There was no doubt about the alien quality of the city. But in its functional qualities, it was very familiar. These, he realized, were developments that had been found to be effective over a long time of sheer operation; functions that would have been mechanically similar on any planet no matter how alien, so long as its inhabitants breathed air, ate food and perambulated. Buildings were mostly squarish blocks cut with windows and doors; shops had broad windows for displaying their wares and even the wares were not too exotic. Clothing stores and gewgaw stores and food shops and now and then one that sold stuff that was not to be identified by a stranger.

The streets and alleys and gutters and sidewalks were normal. Traffic ran to the left, however, which gave Farradyne some trouble because he had been used to stepping from the curb and glancing to the right. Drivers squawked at him with their horns and swore at him in their multi-tongued voices. Farradyne forced himself to learn this left-handed traffic problem; he did not want to be handed a traffic ticket, nor did he want to be asked by some policeman for an explanation of his stupidity.

By now the sun was well above the horizon and the streets began to teem. The air began to sing with the noise of people chattering, greeting one another, and generally making a racket resembling a Chinese laundry in an air-raid. He heard the clash of metal on metal and turned to watch a couple of drivers arguing over their dented fenders. As he walked with his head turned, Farradyne bumped into someone and the man chittered something at him angrily. Farradyne nodded humbly and grunted under his breath and hurried on. So did the other man, who merely replied to Farradyne's grunt with a single three-toned discord before veering off and away.

He had to be careful, he told himself; he had found this city so closely resembling a city of his own system that he had become careless. He knew by now that if he conducted himself without attracting attention and if he walked without cringing, no one would think to stop him for questioning.

What had Carolyn said? Something about their springing from the same basic stock some fifty thousand years ago? Well, anyway, these were of the same family of curious apes who were gregarious enough to band together and still individualistic enough to resent any intrusion upon privacy.

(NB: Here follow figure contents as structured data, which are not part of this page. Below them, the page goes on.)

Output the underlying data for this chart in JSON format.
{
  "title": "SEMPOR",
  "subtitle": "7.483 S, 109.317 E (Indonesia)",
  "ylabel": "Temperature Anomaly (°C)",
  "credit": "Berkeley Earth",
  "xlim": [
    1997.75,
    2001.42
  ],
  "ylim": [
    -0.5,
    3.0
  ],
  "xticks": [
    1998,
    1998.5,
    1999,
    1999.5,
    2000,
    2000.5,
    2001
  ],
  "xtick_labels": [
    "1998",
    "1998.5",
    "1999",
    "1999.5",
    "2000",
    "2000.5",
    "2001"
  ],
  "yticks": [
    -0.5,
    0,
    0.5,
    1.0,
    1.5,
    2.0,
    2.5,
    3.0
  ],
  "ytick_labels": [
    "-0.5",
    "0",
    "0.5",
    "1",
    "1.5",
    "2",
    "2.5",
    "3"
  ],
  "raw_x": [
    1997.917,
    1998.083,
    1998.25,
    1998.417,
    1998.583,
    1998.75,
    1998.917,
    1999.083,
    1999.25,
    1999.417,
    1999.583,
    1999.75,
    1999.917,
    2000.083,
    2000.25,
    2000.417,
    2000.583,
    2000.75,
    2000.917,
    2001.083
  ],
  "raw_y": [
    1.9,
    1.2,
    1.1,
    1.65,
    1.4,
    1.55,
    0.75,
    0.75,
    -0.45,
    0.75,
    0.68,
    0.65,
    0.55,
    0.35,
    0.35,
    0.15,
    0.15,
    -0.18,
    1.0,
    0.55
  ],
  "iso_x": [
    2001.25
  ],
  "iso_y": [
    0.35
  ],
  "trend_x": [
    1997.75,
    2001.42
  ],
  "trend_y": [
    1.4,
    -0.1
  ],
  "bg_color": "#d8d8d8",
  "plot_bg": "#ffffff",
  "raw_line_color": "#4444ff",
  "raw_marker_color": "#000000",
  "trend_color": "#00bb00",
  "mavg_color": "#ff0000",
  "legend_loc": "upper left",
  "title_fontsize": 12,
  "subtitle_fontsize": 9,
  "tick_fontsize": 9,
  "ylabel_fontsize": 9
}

There would most certainly be three-toned hell to pay if he opened his own trap, but so long as he kept it shut, they had no way of telling him from any of their own kind.

And so he walked among them for hours, until the crowd thinned and the traffic became less boisterous and frantic and the city settled down to the quieter routine.

Farradyne found it hard to place this cosmopolitan culture in the same niche with the society that appeared to be systematically undermining the Solarian civilization. It was quite similar to the paradox he had found in the Niles family. It was as though murder was an honorable enterprise and that the dope-sales were listed on the daily stock exchange under the commodities section.

Farradyne had expected to find some monstrous ugliness here. A police or slave state would not have surprised him; it was such a culture that usually fostered villainy. Instead he found a city much like his own and it was hard for Farradyne to shake off the feeling that the only misunderstanding between them was the age-old barrier of tongue.

Eventually he came upon an ornately carved building that stood with the doors open. People were sauntering in and out with no obvious barrier, and so Farradyne followed one group at a little distance and went into the building.